Feature flags introduce a layer of dynamic behavior in applications, enabling toggled changes without redeployment. While they empower development and experimentation, they also bring unique challenges to testing. Designing tests around feature flags requires recognizing that one size does not fit all—different scenarios demand different strategies. In this post, we explore a range of approaches to help maintain adaptable, and scalable test suites.


Context

Working with feature flags often starts with creating separate tests for each flag state. While this approach works, exploring more streamlined and scalable strategies can lead to better results. Feature flags add layers of complexity to workflows, making adaptable and creative testing strategies essential. By leveraging flexible approaches, we can maintain clarity, minimize redundancy, and manage growing complexity while ensuring high-quality tests.

This blog post explores strategies like parameterized tests, feature logic handlers, subclassing, and leveraging pytest fixtures to optimize test execution and design for feature flags. These strategies are adaptable to various workflows and scenarios, ensuring they are applied effectively.

To illustrate these strategies, I have used examples from Qxf2’s ACC Model App —an in-house React application designed to manage Attributes, Components, and Capabilities (ACC) in software projects. Some strategies are drawn from the tests I developed for feature flags implemented in this app, using Qxf2’s Page Object Model framework.


Strategies

In this section, I will outline the various strategies I explored and applied to effectively test feature flags for different scenarios. While the example tests demonstrate key concepts, they are simplified for clarity and do not represent complete, production-ready code. Additionally, these snippets don’t reflect Qxf2’s exact coding practices but are tailored to illustrate the strategies discussed.

1. Separate Tests for Each Flag State

Creating separate tests for each feature flag is a reliable strategy for ensuring clarity and thoroughness. Isolating the behavior of the application when a flag is enabled or disabled reduces ambiguity. This approach works well when feature flags introduce significant changes to the UI or workflows.

Example: Home Page Redesign
In the ACC Model app, on the home page, two buttons Login and Authenticate buttons appear in two locations: in the middle of the page and the navigation bar. The home page redesign introduced a feature flag to control the visibility of these buttons.

Feature Flag disabled: Users directly interact with the buttons on the home page or navigation bar.
Feature Flag enabled: The redesign removes the buttons from their original positions and introduces a personalized greeting section on the home page. If the system detects a returning user, it dynamically displays their name in the greeting. New users see the ‘Get Started’ link in the navigation bar.

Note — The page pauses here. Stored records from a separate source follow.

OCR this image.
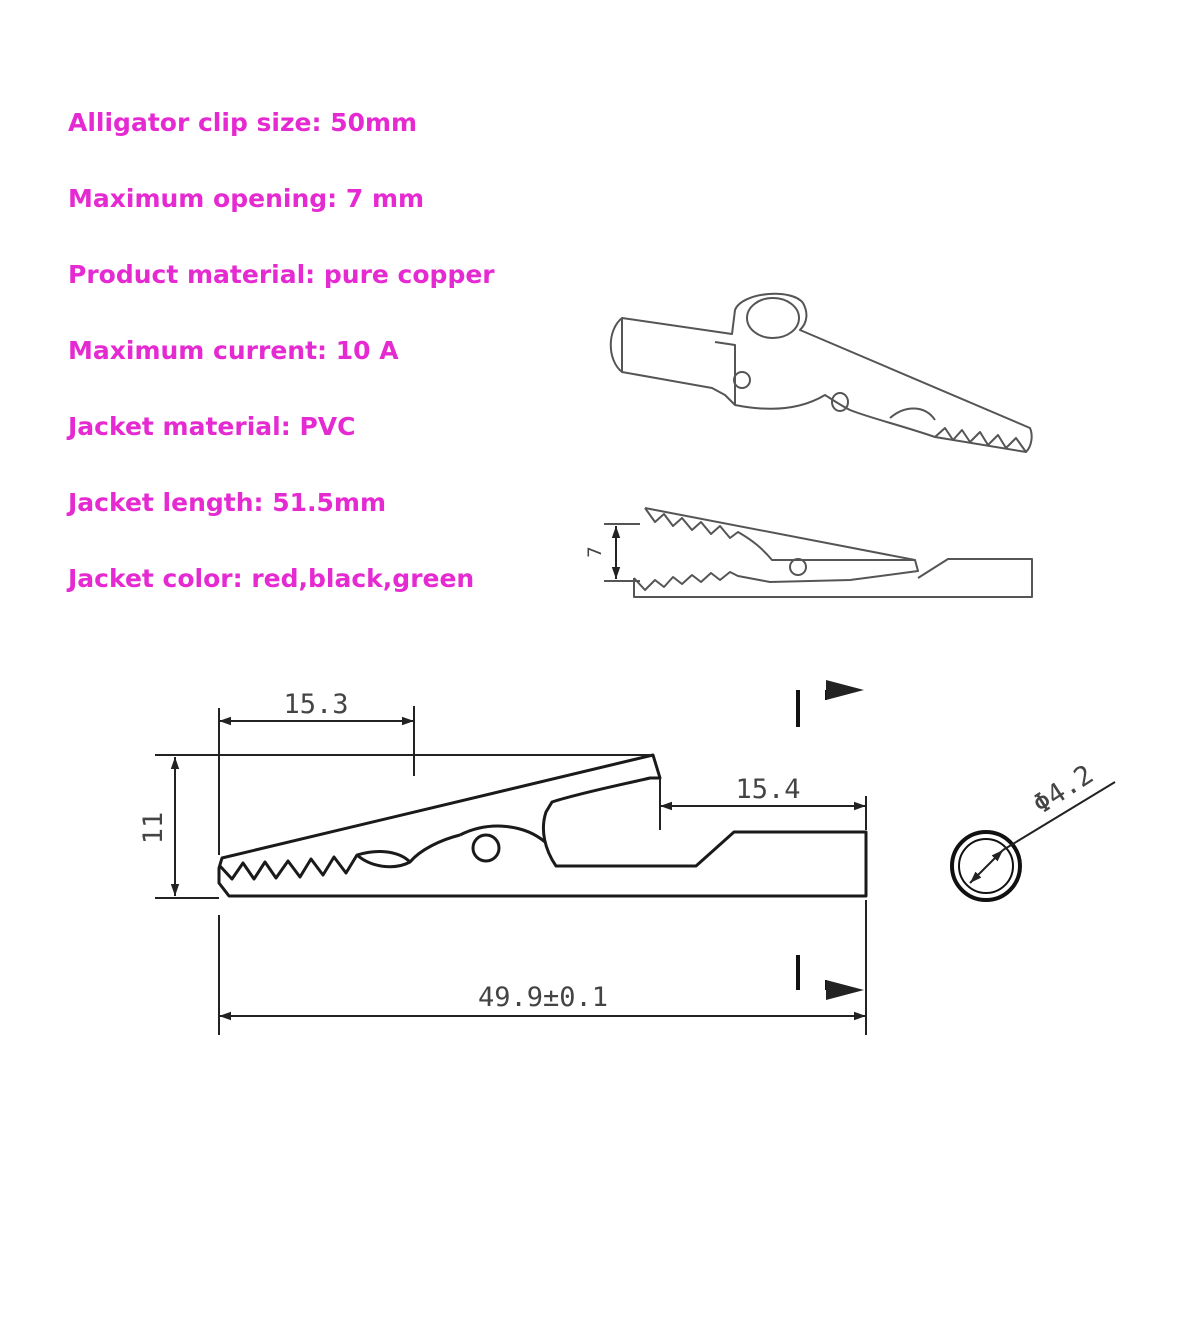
Alligator clip size: 50mm
Maximum opening: 7 mm
Product material: pure copper
Maximum current: 10 A
Jacket material: PVC
Jacket length: 51.5mm
Jacket color: red,black,green
7
15.3
15.4
11
49.9±0.1
Φ4.2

Below are the test snippets that illustrate how to validate different feature flag states.
Each method used in the test is a page object that encapsulates the actions and validations required to perform that function. These page objects interact with the page elements to perform checks and log the results accordingly.

Test for Feature Flag OFF
def test_acc_model_home_page(test_obj):
    "Validate the home page of the ACC Model application."
    try:
        test_obj = PageFactory.get_page_object("acc model home page", base_url=test_obj.base_url)
 
        # Step 1: Verify the presence of 'Register' and 'Login' buttons
        result_flag = test_obj.verify_auth_buttons_presence()
        test_obj.log_result(result_flag,
                            positive="'Register' and 'Login' buttons are present as expected.",
                            negative="'Register' or 'Login' buttons are missing unexpectedly.")
 
        # Step 2: Verify the 'Register' functionality
        result_flag = test_obj.verify_register_flow()
        test_obj.log_result(result_flag,
                            positive="Successfully initiated the 'Register' flow.",
                            negative="Failed to initiate the 'Register' flow.")
 
        # Step 3: Verify the 'Login' functionality
        result_flag = test_obj.verify_login_flow()
        test_obj.log_result(result_flag,
                            positive="Successfully initiated the 'Login' flow.",
                            negative="Failed to initiate the 'Login' flow.")
 
# Output the results.
        test_obj.write_test_summary()
 
        ...
Test for Feature Flag ON
def test_redesigned_acc_model_home_page(test_obj, setup_flag):
    "Validate the redesigned home page of the ACC Model application with feature flag enabled."
    try:
        test_obj = PageFactory.get_page_object("acc model home page", base_url=test_obj.base_url)
 
        # Step 1: Verify the absence of 'Register' and 'Login' buttons (as they are removed in the redesign)
        result_flag = test_obj.verify_auth_buttons_absence()
        test_obj.log_result(result_flag,
                            positive="'Register' and 'Login' buttons are absent as expected.",
                            negative="'Register' or 'Login' buttons are unexpectedly present.")
 
        # Step 2: Verify the personalized greeting is displayed for a returning user
        result_flag = test_obj.verify_personalized_greeting()
        test_obj.log_result(result_flag,
                            positive="Personalized greeting is displayed for returning user.",
                            negative="Personalized greeting is missing for returning user.")
 
        # Step 3: Verify the "Get Started" link is present for new users
        result_flag = test_obj.verify_get_started_link_presence()
        test_obj.log_result(result_flag,
                            positive="'Get Started' link is present for new users as expected.",
                            negative="'Get Started' link is missing for new users.")
 
        # Step 4: Check for other relevant changes specific to the redesign
        result_flag = test_obj.verify_navigation_bar_update()
        test_obj.log_result(result_flag,
                            positive="Navigation bar updates are correctly reflected.",
                            negative="Navigation bar updates are not as expected.")
 
        # Output the results.
        test_obj.write_test_summary()
 
        ...

This is generally how tests are structured to validate different feature flag states. In practice, we organize these tests into separate functions within a module, each targeting specific scenarios. This modular approach helps maintain clarity and simplifies maintenance. However, relying solely on this strategy may not always be the best option. It can lead to redundant tests and reduced efficiency, especially when changes are minor. Testers should evaluate whether splitting tests adds value or just increases maintenance effort.

2. Parametrized Tests

So far, we have explored separate tests for different feature flag states. However, another effective strategy is to use parameterized tests, which allow us to toggle flag states within a single test suite. This approach is particularly useful when the underlying workflow stays consistent, even if the UI changes significantly. When the UI redesign primarily involves changes to how web elements like buttons and other components display, we can conditionally check locators and elements based on the flag state.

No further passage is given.